Michigan Partners with Japan to Share Expertise on Freshwater Preservation

The Michigan Department of Environment, Great Lakes, and Energy (EGLE) and the Department of Lake Biwa and the Environment of the Shiga Prefectural Government of Japan Monday signed an agreement to share knowledge and expertise to protect freshwater bodies and advocate for lake conservation.
285
Liesl Clark, Ishikawa Yasuhisa
Liesl Clark, left, and Ishikawa Yasuhisa signed a memorandum of understanding to share expertise in protecting freshwater resources worldwide. // Photo courtesy of the state of Michigan

The Michigan Department of Environment, Great Lakes, and Energy (EGLE) and the Department of Lake Biwa and the Environment of the Shiga Prefectural Government of Japan Monday signed an agreement to share knowledge and expertise to protect freshwater bodies and advocate for lake conservation.

The memorandum of understanding was signed by Liesl Clark, director of EGLE, and Ishikawa Yasuhisa, Shiga director general, and continues more than 50 years of cooperation between the two governments.

“I am honored to be able to continue our longstanding relationship with Shiga, Japan, which reflects the strong bonds our two countries have,” Clark says. “By signing this agreement, we affirm our shared desire for stewardship of our freshwater resources and vow to continue learning from each other for the benefit of the citizens of both countries.”

Under the memorandum, both parties plan to facilitate dialogue and partnership to promote conservation and restoration of lake environments; pursue opportunities for collaboration through a mutual exchange of staff, information, and expertise for sustainable lake management; and affirm the significance of promoting the value of lakes and reservoirs.
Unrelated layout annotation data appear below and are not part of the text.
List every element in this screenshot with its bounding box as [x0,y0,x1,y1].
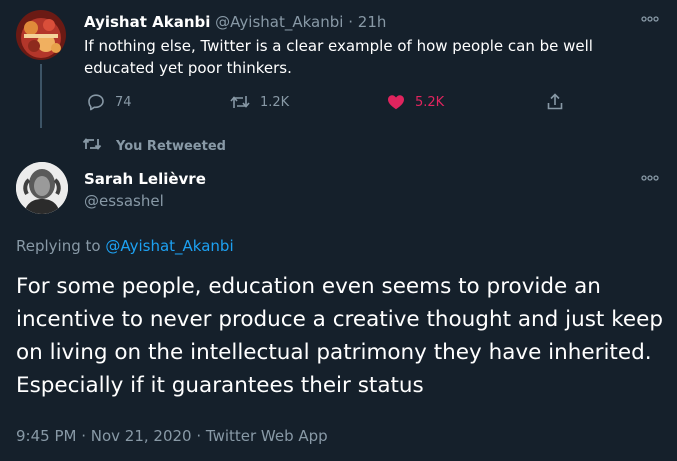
replying-to-prefix: Replying to [16,237,101,255]
more-icon[interactable] [640,173,660,183]
more-icon[interactable] [640,14,660,24]
reply-icon [86,92,106,112]
parent-author-name[interactable]: Ayishat Akanbi [84,13,210,31]
reply-button[interactable]: 74 [86,92,132,112]
like-button[interactable]: 5.2K [386,92,444,112]
share-icon [545,92,565,112]
retweet-count: 1.2K [260,94,290,110]
parent-tweet-text: If nothing else, Twitter is a clear exam… [84,37,593,77]
retweet-icon [82,136,102,156]
avatar-ayishat-akanbi[interactable] [16,10,66,60]
heart-filled-icon [386,92,406,112]
like-count: 5.2K [415,94,445,110]
header-separator: · [348,13,353,31]
main-tweet-text: For some people, education even seems to… [16,274,663,398]
reply-count: 74 [115,94,132,110]
main-author-name[interactable]: Sarah Lelièvre [84,169,206,189]
you-retweeted-label: You Retweeted [82,137,226,155]
parent-author-handle[interactable]: @Ayishat_Akanbi [215,13,343,31]
tweet-timestamp-and-source[interactable]: 9:45 PM · Nov 21, 2020 · Twitter Web App [16,426,328,446]
avatar-sarah-lelievre[interactable] [16,162,68,214]
parent-tweet-header: Ayishat Akanbi @Ayishat_Akanbi · 21h [84,12,386,32]
retweet-button[interactable]: 1.2K [229,92,289,112]
thread-connector-line [40,64,42,128]
main-author-handle[interactable]: @essashel [84,191,164,211]
retweet-icon [229,92,251,112]
replying-to-line: Replying to @Ayishat_Akanbi [16,236,234,256]
share-button[interactable] [545,92,565,112]
replying-to-link[interactable]: @Ayishat_Akanbi [105,237,233,255]
you-retweeted-text: You Retweeted [116,138,226,154]
parent-tweet-time[interactable]: 21h [358,13,387,31]
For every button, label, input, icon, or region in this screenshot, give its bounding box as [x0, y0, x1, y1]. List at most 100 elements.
“With the rise in population, pollution, and the effects of climate change we’ve seen in recent years, water issues have become an important challenge,” Ishikawa says. “Considering these circumstances and what links us, we thought that we should join forces to tell the world how important lakes and reservoirs are and help advance their protection for current and future generations.”

Lake Biwa is the largest freshwater lake in Japan and takes up one-sixth of the area of Shiga Prefecture. The Great Lakes make up the largest system of freshwater lakes in the world. The Department of Lake Biwa and the Environment of the Shiga Prefectural Government is similar to that of EGLE – both work to protect the environment and public health through water and land management.